У длинного одноэтажного дома, стоявшего рядом с типографией, Тяпкин оторвался от компании и нырнул в парадное №6, которое находилось как раз напротив калитки Сталина №11, где жила Ергашева. Мы остались ждать на тротуаре, обсаженном, как и с нашей стороны, акациями. Теперь, в начале ноября, старые деревья  еще не потеряли свою миниатюрную листву и давали достаточно  много тени.

Очень скоро Аркашка появился с газетным кульком подмышкой,  и мы двинулись в Ленинский скверик, надеясь найти девчонок. Но их там не оказалось. По аллеям гуляли праздничные люди, все скамейки были заняты. Пришлось забраться в гущу вечнозелёного кустарника, куда заглядывали гуляющие только по крайней нужде…

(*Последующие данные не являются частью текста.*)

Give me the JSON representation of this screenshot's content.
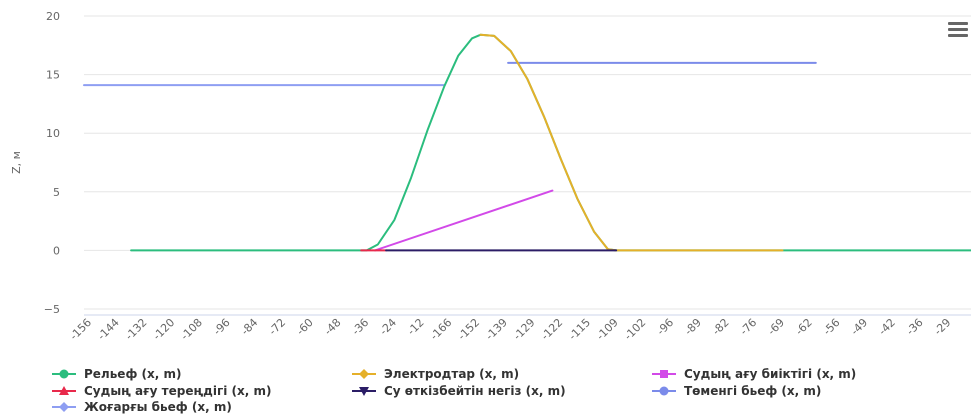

Мы  расселись плотным пастушьим кружком  на выгоревшей траве. Фимка выставил в центр круга бутылки, а Тяпкин развернул газету с закуской. Там оказалось  три крупных граната, янтарная  курага и кишмиш.
- А где сладости для женщин? - манерно поинтересовался  Сидоркин.
Аркан тут же сунул руку за пазуху и вывалил на газету горсть "соломок"; не менее десяти штук. Оттуда же, из-за пазухи, как артист оригинального жанра, извлёк гранёный стакан и ржавый штопор с треснутой деревянной ручкой. "Флюгерные" глазки Аркана, переполненные самодовольством, бегали по нашим лицам, ожидая  похвальной реакции. Аркашка был добрый пацан, мог, не задумываясь, поделиться последним. И хотя отец его погиб еще осенью 41-го, а мать нигде не работала, жили Тяпкины вполне безбедно: вероятно, "соломка" приносила неплохой доход.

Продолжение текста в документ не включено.